Day #11, Next Morning – by Amber Averay

He wanted to surrender to the darkness calling for him, leaving all his pains and miseries behind. He’d already tried – God knew he had – but she wouldn’t let him. Every time he began to sink into oblivion she would wrench him back, singing that song as if it were as sweet and comforting as a lullaby.

He’d long ago quit chanting ‘this isn’t real’ – the bruises, lesions, swellings spangling his body assured him it most certainly was real; as did the blood trickling across the floor in gory, meandering ribbons.

It hurt to breathe. Every inch of his body was agony, even the rapid throbbing of his heart nothing but a torturous pulsing beat that only served to remind him he was still conscious.

Tears blurring his eyes left him blind, distorting shapes already manipulated by shadows and hurts.

All night he’d been at her mercy.

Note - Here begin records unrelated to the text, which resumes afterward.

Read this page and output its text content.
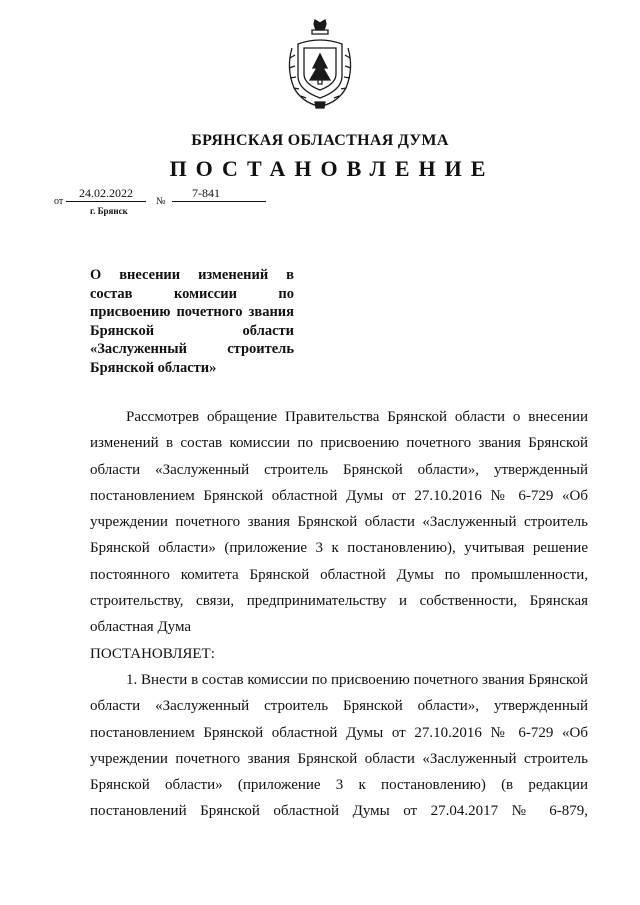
БРЯНСКАЯ ОБЛАСТНАЯ ДУМА
ПОСТАНОВЛЕНИЕ
от
24.02.2022
№
7-841
г. Брянск
О внесении изменений в состав комиссии по присвоению почетного звания Брянской области «Заслуженный строитель Брянской области»

Рассмотрев обращение Правительства Брянской области о внесении изменений в состав комиссии по присвоению почетного звания Брянской области «Заслуженный строитель Брянской области», утвержденный постановлением Брянской областной Думы от 27.10.2016 № 6-729 «Об учреждении почетного звания Брянской области «Заслуженный строитель Брянской области» (приложение 3 к постановлению), учитывая решение постоянного комитета Брянской областной Думы по промышленности, строительству, связи, предпринимательству и собственности, Брянская областная Дума

ПОСТАНОВЛЯЕТ:

1. Внести в состав комиссии по присвоению почетного звания Брянской области «Заслуженный строитель Брянской области», утвержденный постановлением Брянской областной Думы от 27.10.2016 № 6-729 «Об учреждении почетного звания Брянской области «Заслуженный строитель Брянской области» (приложение 3 к постановлению) (в редакции постановлений Брянской областной Думы от 27.04.2017 № 6-879,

From the moment he’d pushed open the door, inviting that sinisterly tinkling laughter to reveal its source, he had been her prisoner.

Pain lanced through his hips as the toe of her steel-capped boot connected with bones suddenly beneath flesh too shallow to offer any protective padding. ‘Please,’ he mumbled, bloodied saliva drooling from numb, immobile lips, ‘just kill me.’

That laugh – that damnable laugh! – crackled from somewhere behind him, and she must have crouched over him for her voice was now skin-crawlingly close. ‘Death is no fun,’ she whispered, giggling as the tip of her knife traced a lazy path over the discoloured skin of his shoulder. ‘This is to show you my way is more effective – and far more satisfying.’ She brushed fingers over his face, gently sweeping sweat-soaked hair from his puffy, swollen eyes. ‘A slow, beautifully prolonged punishment is far preferable to a brief lesson taught.’ Bony fingertips pressed into his skull, a wordless warning. ‘Do you see that now?’

He nodded. It wasn’t enough.

The pressure increased, and she pushed his head into the floor – the sweat-speckled, blood-soaked, saliva-streaked floor. ‘If I’d killed you the moment you walked through the door, where would be the satisfaction? The gratifying pay-off after a slow build-up comes with a protracted revenge. If it’s over too quickly, your readers will feel ripped-off. After making them part of the hunt, they want to share the pain inflicted upon the killer when he gets what’s coming to him.’

Pink saliva bubbled from Stu’s mouth, and he blubbered through numb lips, ‘But why me? I haven’t killed anyone.’

Lara – his character somehow come to life – hunkered down on hands and knees, heedless of the bodily fluids in which he stewed, and brushed her lips against his ear. It would have been intimate were it not so terrifying. ‘Liar,’ she whispered, teeth nipping his earlobe. He whimpered. ‘You killed my boyfriend.’

‘No,’ he moaned, snot and tears leaking from his battered face. ‘No, that was just a story.’

That was my life!’ she screamed, slamming the tip of the blade into the floorboards beside his head. He winced, unable to stop his pitiful sobbing – or the opening of his bladder. The acrid smell of urine churned his stomach, but it seemed to calm her somewhat. She gathered herself, wrenching the knife up and waving it in the air above him. When next she spoke it was calmly, sanely, as if they discussed last night’s events over a cup of tea. ‘Now do you see what I’ve been trying to tell you? Do you?’

He nodded, cheek sliding over the slick flooring.

‘Say it.’

‘I understand,’ he whispered.

‘Good boy,’ she crooned, her touch a feather-light caress upon his forehead. ‘Sometimes, Stu, you need to live something before you can write about it. And sometimes,’ and here her voice hardened, ‘circumstances are so wicked that nobody survives the pain.’